We speculate that the PINK1/PARKIN pathway plays a role in the mitochondrial dynamics in AAA. It is well established that mitophagy induces a metabolic shift and phenotypic transition in VSMCs and regulates mitochondrial ROS production, inflammation, and atherosclerosis development. It is reasonable to propose that disturbed mitophagy contributes to the pathogenesis of aneurysm. Also, we emphasize the central role of the PINK1/PARKIN pathway, as the E3 ubiquitin ligase PARKIN ubiquitinates several downstream substrates not confined to a role in mitophagy.

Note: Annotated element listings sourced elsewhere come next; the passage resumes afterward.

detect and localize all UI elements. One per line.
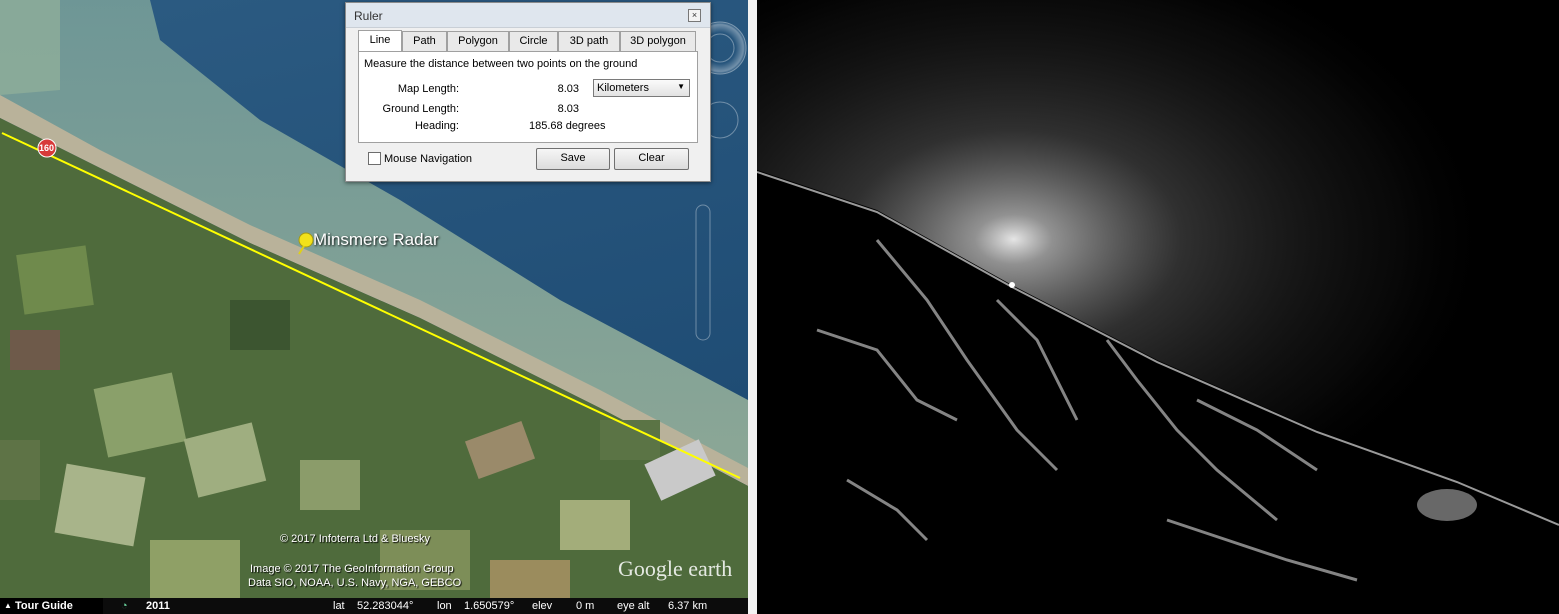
mouse-navigation-checkbox[interactable] <box>368 152 381 165</box>
tour-guide-label: Tour Guide <box>15 600 73 612</box>
tab-3d-polygon[interactable]: 3D polygon <box>620 31 696 51</box>
lon-label: lon <box>437 600 452 612</box>
clear-button[interactable]: Clear <box>614 148 689 170</box>
save-button[interactable]: Save <box>536 148 610 170</box>
lon-value: 1.650579° <box>464 600 515 612</box>
tab-circle[interactable]: Circle <box>509 31 558 51</box>
ruler-line-panel: Measure the distance between two points … <box>358 51 698 143</box>
tour-triangle-icon: ▲ <box>4 601 12 610</box>
chevron-down-icon: ▼ <box>677 82 685 91</box>
attribution-line-3: Data SIO, NOAA, U.S. Navy, NGA, GEBCO <box>248 577 462 589</box>
placemark-label[interactable]: Minsmere Radar <box>313 230 439 250</box>
unit-select[interactable]: Kilometers ▼ <box>593 79 690 97</box>
tab-polygon[interactable]: Polygon <box>447 31 509 51</box>
road-badge-number: 160 <box>39 143 55 153</box>
elev-value: 0 m <box>576 600 595 612</box>
heading-label: Heading: <box>414 120 459 132</box>
ground-length-label: Ground Length: <box>382 103 459 115</box>
status-bar: ▲ Tour Guide ◔ 2011 lat 52.283044° lon 1… <box>0 598 748 614</box>
ruler-title: Ruler <box>354 9 383 23</box>
eye-alt-value: 6.37 km <box>668 600 708 612</box>
tour-guide-button[interactable]: ▲ Tour Guide <box>0 598 103 614</box>
imagery-year: 2011 <box>146 600 170 612</box>
map-length-label: Map Length: <box>397 83 459 95</box>
lat-value: 52.283044° <box>357 600 414 612</box>
attribution-line-1: © 2017 Infoterra Ltd & Bluesky <box>280 533 430 545</box>
ground-length-value: 8.03 <box>557 103 579 115</box>
ruler-description: Measure the distance between two points … <box>364 58 638 70</box>
ruler-dialog: Ruler × Line Path Polygon Circle 3D path… <box>345 2 711 182</box>
historical-clock-icon[interactable]: ◔ <box>121 600 128 612</box>
radar-image <box>757 0 1559 614</box>
ruler-titlebar[interactable]: Ruler × <box>346 3 710 28</box>
panel-divider <box>748 0 757 614</box>
heading-value: 185.68 degrees <box>529 120 606 132</box>
attribution-line-2: Image © 2017 The GeoInformation Group <box>250 563 454 575</box>
radar-display <box>757 0 1559 614</box>
close-icon[interactable]: × <box>688 9 701 22</box>
mouse-navigation-label: Mouse Navigation <box>384 153 473 165</box>
tab-3d-path[interactable]: 3D path <box>558 31 620 51</box>
lat-label: lat <box>333 600 345 612</box>
map-length-value: 8.03 <box>557 83 579 95</box>
tab-line[interactable]: Line <box>358 30 402 52</box>
eye-alt-label: eye alt <box>617 600 650 612</box>
tab-path[interactable]: Path <box>402 31 447 51</box>
elev-label: elev <box>532 600 553 612</box>
unit-select-value: Kilometers <box>597 82 649 94</box>
google-earth-logo: Google earth <box>618 556 733 581</box>
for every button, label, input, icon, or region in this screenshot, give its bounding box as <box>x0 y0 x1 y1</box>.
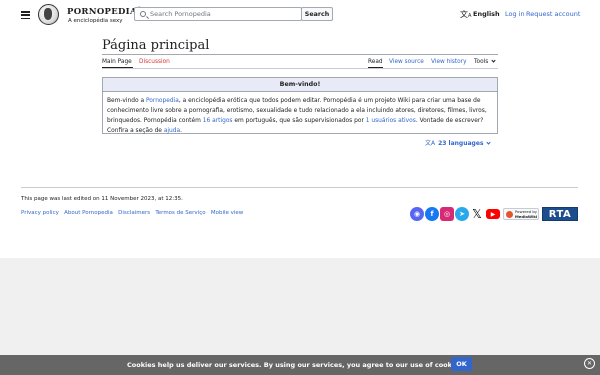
chevron-down-icon <box>491 57 496 63</box>
tab-main-page[interactable]: Main Page <box>102 59 132 65</box>
logo-tagline: A enciclopédia sexy <box>68 18 123 24</box>
logo-title: Pornopedia® <box>67 6 142 17</box>
page: Pornopedia® A enciclopédia sexy Search 文… <box>0 0 600 258</box>
language-icon: 文A <box>425 140 436 147</box>
active-users-link[interactable]: 1 usuários ativos <box>366 118 416 124</box>
discord-icon[interactable]: ◉ <box>410 207 424 221</box>
welcome-text-part: Bem-vindo a <box>107 98 146 104</box>
search-box <box>134 7 302 21</box>
mobile-view-link[interactable]: Mobile view <box>211 210 243 216</box>
tab-discussion[interactable]: Discussion <box>139 59 170 65</box>
articles-count-link[interactable]: 16 artigos <box>203 118 233 124</box>
close-icon[interactable]: ✕ <box>584 358 595 369</box>
tab-view-history[interactable]: View history <box>431 59 467 65</box>
languages-label: 23 languages <box>438 140 484 147</box>
telegram-icon[interactable]: ➤ <box>455 207 469 221</box>
login-link[interactable]: Log in <box>505 10 525 18</box>
pornopedia-link[interactable]: Pornopedia <box>146 98 179 104</box>
tab-view-source[interactable]: View source <box>389 59 424 65</box>
hamburger-menu-icon[interactable] <box>21 11 30 20</box>
search-icon <box>140 11 146 17</box>
welcome-box: Bem-vindo! Bem-vindo a Pornopedia, a enc… <box>102 77 498 134</box>
powered-by-mediawiki-badge[interactable]: Powered by MediaWiki <box>503 208 539 220</box>
search-button[interactable]: Search <box>301 7 333 21</box>
languages-button[interactable]: 文A 23 languages <box>425 138 492 147</box>
about-link[interactable]: About Pornopedia <box>64 210 113 216</box>
footer-divider <box>21 187 578 188</box>
welcome-text-part: em português, que são supervisionados po… <box>232 118 366 124</box>
last-edited-info: This page was last edited on 11 November… <box>21 196 183 202</box>
cookie-ok-button[interactable]: OK <box>451 357 472 371</box>
cookie-banner: Cookies help us deliver our services. By… <box>0 355 600 375</box>
cookie-message: Cookies help us deliver our services. By… <box>127 361 465 369</box>
disclaimers-link[interactable]: Disclaimers <box>118 210 150 216</box>
language-icon[interactable]: 文A <box>460 9 471 20</box>
welcome-text: Bem-vindo a Pornopedia, a enciclopédia e… <box>103 92 497 136</box>
youtube-icon[interactable]: ▶ <box>486 209 500 219</box>
page-title: Página principal <box>102 38 210 53</box>
tab-tools[interactable]: Tools <box>474 57 496 65</box>
welcome-text-part: . <box>180 128 183 134</box>
facebook-icon[interactable]: f <box>425 207 439 221</box>
footer-links: Privacy policy About Pornopedia Disclaim… <box>21 210 243 216</box>
privacy-policy-link[interactable]: Privacy policy <box>21 210 59 216</box>
tab-read[interactable]: Read <box>368 59 383 65</box>
help-link[interactable]: ajuda <box>164 128 180 134</box>
title-divider <box>102 54 498 55</box>
welcome-heading: Bem-vindo! <box>103 78 497 92</box>
language-selector[interactable]: English <box>473 10 500 18</box>
x-icon[interactable]: 𝕏 <box>470 207 484 221</box>
tab-tools-label: Tools <box>474 59 489 65</box>
request-account-link[interactable]: Request account <box>526 10 580 18</box>
search-input[interactable] <box>150 8 300 20</box>
tabs-divider <box>102 68 498 69</box>
instagram-icon[interactable]: ◎ <box>440 207 454 221</box>
badge-line: MediaWiki <box>515 213 538 219</box>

MFNs are also ubiquitinated by PARKIN for proteasomal degradation [43]. Mitochondrial fusion and fission are tightly mediated by dynamin-like GTPases (DRP1 and MFN1/2, respectively). These GTPases all possess a cytosolic domain that is targeted for ubiquitin [80]. It is clear that the ubiquitin/proteasome system is crucial for mitochondrial quality control and the regulation of mitochondrial morphology [81]. The expression and recruitment of DRP1 lead to mitochondrial fission in a PINK1-dependent manner and to mitophagy [82, 83]. This ubiquitylation process leads to the prevention of fusion and the promotion of fission and mitophagy [46]. In addition, it has been demonstrated that PGC1α is regulated by PARKIN-interacting substrate (PARIS) [84]. PARIS is a protein that contains a Krüppel-associated box (KRAB) at its N-terminus and a C2HC/C2H2 type zinc finger at its C-terminus and acts as a major transcriptional repressor of PGC1α [84]. PARIS interacts with PARKIN directly and is ubiquitinated by PARKIN for degradation under normal conditions. Accumulation of PARIS due to PINK1/PARKIN dysfunction or overexpression of PARIS leads to significant decreases in the mitochondrial size, number, and protein expression [85, 86].

5. Conclusion

Mitochondrial dynamics is a process that is crucial for mitochondrial homeostasis [51]. The role of dysfunctional mitochondria or disturbed mitochondrial dynamics in cardiovascular diseases in several pathologic conditions, such as cardiomyopathy and cardiac ischemia/reperfusion, is emerging [54]. AAA is one of the most puzzling vascular diseases to date, as there is no medication available despite advances in surgical intervention having saved a large number of lives [20]. There is an urgent need to deepen our understanding of the pathogenesis of AAA formation and development, to develop new medications for the treatment and/or prevention of AAA. Given its significance in mitochondrial quality control, we propose that disturbed mitochondrial dynamics contributes to the pathogenesis of AAA and underlines the central role of the PINK1/PARKIN pathway during the pathogenesis of aneurysms based on currently available evidence. Direct evidence implicating mitophagy in AAA formation, as well as potential pharmacological interventions derived from mitochondrial dynamics, is being anticipated.